Research that increases our understanding of the specific characteristics of cancer is continuing to promote advances in cancer treatment. These advances are being made across all five pillars of cancer care: surgery, radiation, cytotoxic chemotherapy, molecularly targeted therapy, and immunotherapy. 

Clinical trials are an important part of cancer research translating its advances into clinical practice. It is estimated that the proportion of people with cancer who participate in a clinical trial varies by age: it is about 60% among children younger than 15; <2% among adolescents and young adults (ages 15 to 39); and <5% among adults older than 39.
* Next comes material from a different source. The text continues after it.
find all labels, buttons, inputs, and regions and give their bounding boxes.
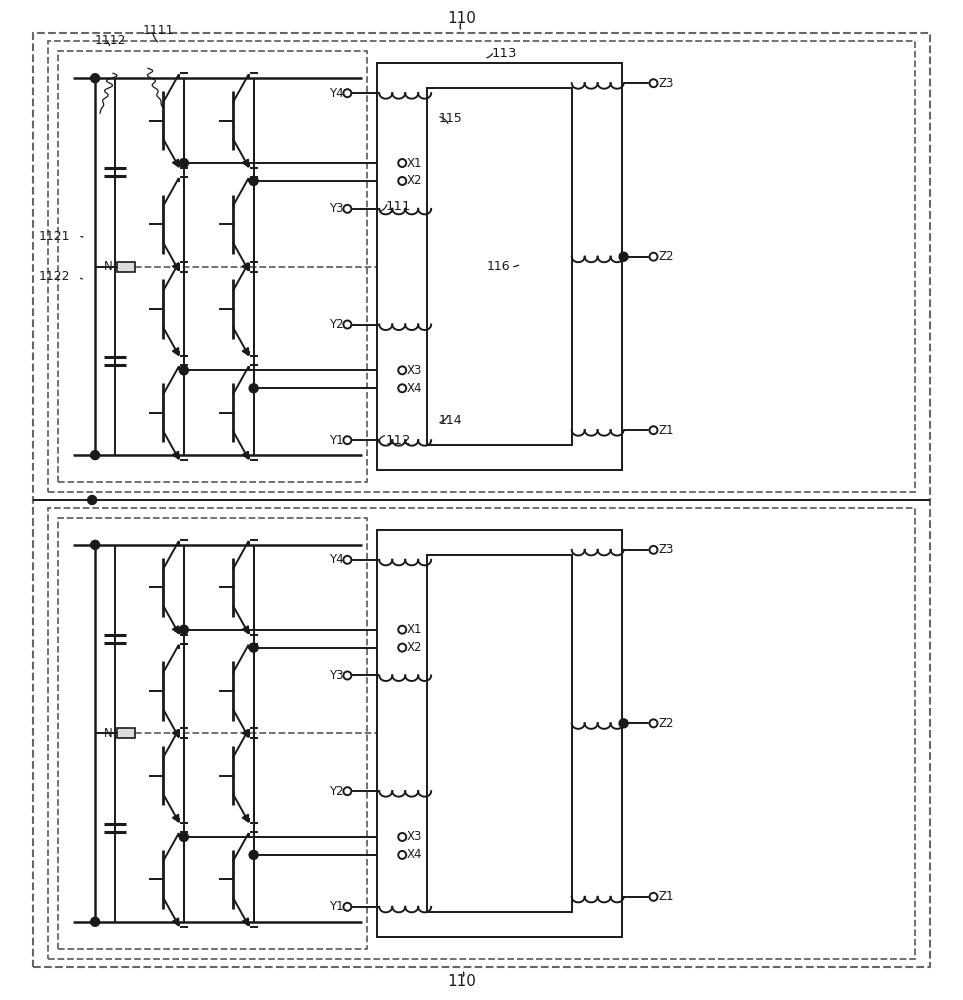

Despite the huge progress, cancer is still a leading cause of morbidity and mortality around the world, accounting for about 16 percent
of deaths worldwide. 

One of the current challenges is that progress against cancer has not been uniform for all cancer types or for all stages of cancer. For example, the overall 5-year relative survival rates of 90 percent for women with breast cancer and 98 percent for men with prostate cancer stand in stark contrast to the overall 5-year relative survival rates of 18 percent for people with liver cancer and 19 percent for those with lung cancer. Another challenge posed by the growing population of cancer survivors is that most of these people have poorer health and quality of life than other individuals of a similar age. For example, one study found that individuals who have been successfully treated for childhood cancer have experienced an average of 17 chronic health conditions by age 50, five of which were serious or disabling, life-threatening, or fatal. In comparison, individuals in the general population have experienced an average of 9 chronic health conditions by the same age, only two of which are serious or disabling, life-threatening, or fatal.

Looking into the future, the following technologies have been identified that advance cancer science and help shape the future of patient care: 

  • Single-cell technologies that help researchers understand the biological role of each type of cell in a tumor;
  • Gene editing that can help researchers add in a specific mutation of interest, and then study the functional outcomes of the mutation and its impact on biology, as well as use gene editing for cancer immunotherapy with CAR-T cells;
  • Liquid biopsies (using blood or another biofluid sample, rather than a traditional tissue biopsy, to identify the molecular alterations associated with a patient’s cancer) improve cancer screening, early detection, and monitoring of treatment response – in May 2019, the FDA approved the second liquid biopsy companion diagnostic test which detects PIK3CA mutations in individuals with HER2-negative, advanced or metastatic breast cancer; 
  • Big data helps achieve the full potential of canceromics research – for example, physicians may be able to match existing FDA-approved molecularly targeted therapeutics to novel cancer types, as well as identify subgroups of patients who are most or least likely to benefit from aggressive therapies;
  • Artificial intelligence could help streamline imaging and pathomorphological diagnosis, as well as potentially assist in physician’s decision-making among various treatment choices;
  • Development of rational treatment combinations of therapeutics based on the understanding of cancer initiation, progression, resistance, and/or recurrence, predominantly to address challenges of tumor resistance to initial treatments;
  • Digital health technologies are widely studied and used to enhance efficiency in clinical trials, symptoms monitoring to improve treatment outcomes, promote healthy behavior among cancer survivors, and evaluate new models of care delivery;
  • Ongoing developments in radiation therapy which has vital roles in the curative and palliative treatment of patients with many types of cancer. 

To conclude, the report states that “research is the backbone of progress against cancer because it is the driving force behind every clinical advance that improves survival and quality of life, and every new policy designed to advance public health”.